Most EU member states try to enforce a (state-owned) monopoly on offline and online gaming. The EU on the other hand is pro-competition and opening up the markets on equal terms for privately owned operators with a licensing process for each country in line with articles 59 and 60 of the Rome treaty.
Article 59. Within the framework of the provisions set out below, restrictions on freedom to provide services within the Community shall be progressively abolished during the transitional period in respect of nationals of Member States who are established in a State of the Community other than that of the person for whom the services are intended.
The Council may, acting by a qualified majority on a proposal from the Commission, extend the provisions of this Chapter to nationals of a third country who provide services and who are established within the Community.
Article 60. Services shall be considered to be ‘services’ within the meaning of this Treaty where they are normally provided for remuneration, in so far as they are not governed by the provisions relating to freedom of movement for goods, capital and persons.
‘Services’ shall in particular include:
* (a) activities of an industrial character;
* (b) activities of a commercial character;
* (c) activities of craftsmen;
* (d) activities of the professions.
Without prejudice to the provisions of the Chapter relating to the right of establishment, the person providing a service may, in order to do so, temporarily pursue his activity in the State where the service is provided, under the same conditions as are imposed by that State on its own nationals.
However, the member states hasn’t been very keen on letting a huge amount of profit from it’s fully-owned state operated lotteries, casino and betting companies be subject to outside competition. Not to mention revenue from the tax on gaming…
As you can imagine there is not a whole lot of interest from the member states to open up the monopolies and risk being subject to competitor. So the EU is taking legal action against these member states and fining them until they do open up the markets.
So not too many member states have had an open market, the exceptions being the UK and Italy. As the UK has had privately held operators in a regulated market for many years the government doesn’t have any interests to protect, but this is far from the case in the rest of the member states.
One of the quirks with what I guess one can call “reversed e-commerce” (when the customers occasionally gain money from using a service), is that the a EU citizen can use any e provider outside of the national borders, but is still still subject to national tax.
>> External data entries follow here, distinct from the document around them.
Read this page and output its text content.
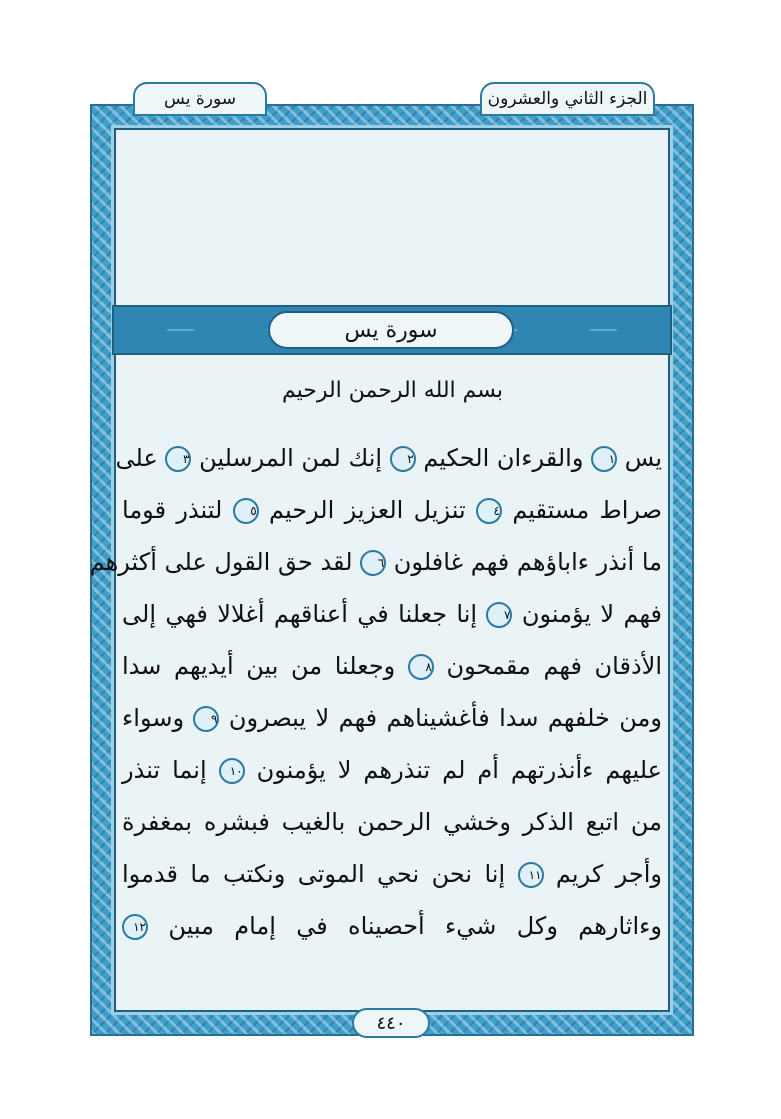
سورة يس	الجزء الثاني والعشرون
سورة يس
بسم الله الرحمن الرحيم
يس ١ والقرءان الحكيم ٢ إنك لمن المرسلين ٣ على
صراط مستقيم ٤ تنزيل العزيز الرحيم ٥ لتنذر قوما
ما أنذر ءاباؤهم فهم غافلون ٦ لقد حق القول على أكثرهم
فهم لا يؤمنون ٧ إنا جعلنا في أعناقهم أغلالا فهي إلى
الأذقان فهم مقمحون ٨ وجعلنا من بين أيديهم سدا
ومن خلفهم سدا فأغشيناهم فهم لا يبصرون ٩ وسواء
عليهم ءأنذرتهم أم لم تنذرهم لا يؤمنون ١٠ إنما تنذر
من اتبع الذكر وخشي الرحمن بالغيب فبشره بمغفرة
وأجر كريم ١١ إنا نحن نحي الموتى ونكتب ما قدموا
وءاثارهم وكل شيء أحصيناه في إمام مبين ١٢
٤٤٠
Also, if a privately held operator wants to apply for a license to operate in a EU member state that decides to open up an regulated market, that operator need to withhold the tax for the customers and also pay tax on its profits.
In order to force the nationals of a member state to only play with the licensed companies in a regulated market, the strategy is to try to cut off access to other online e-gaming services by DNS-blocking (being practiced in Italy at the moment). Sweden has said that they will use IP-address level blocking in addition to DNS blocking to restrict Swedes to only access the licensed betting sites.
This really annoys me. One of the reasons Internet has become what it is today is openness, and I am very concerned that countries in the free world are now using Chinese mentality approach to protect revenue streams from gambling.
And when I get annoyed, I try to help people circumvent these communist approaches
Enter the Unibet Privacy Proxy
So, I decided to set up a proxy in the cloud – in this case using Amazon EC2. I spent an evening setting up a Linux image with Squid (a proxy server) and an Apache web server.
On the Apache web server I serve a proxy auto-configuration file that proxies only URL:s used by Unibet via the proxy. All other URL:s doesn’t use the proxy.
The Squid proxy is an open proxy, but does only proxy URL:s for Unibet servers.
Then, to simplify use and configuration, I spent a few nights writing an add-on for Firefox. I’m looking into doing the same for Internet Explorer.
I love these projects, because I learn a lot by doing them. In this case I learned a lot about both Amazon EC2 and Firefox add-on development! Hopefully I can manage to get the IE add-on done too at some point!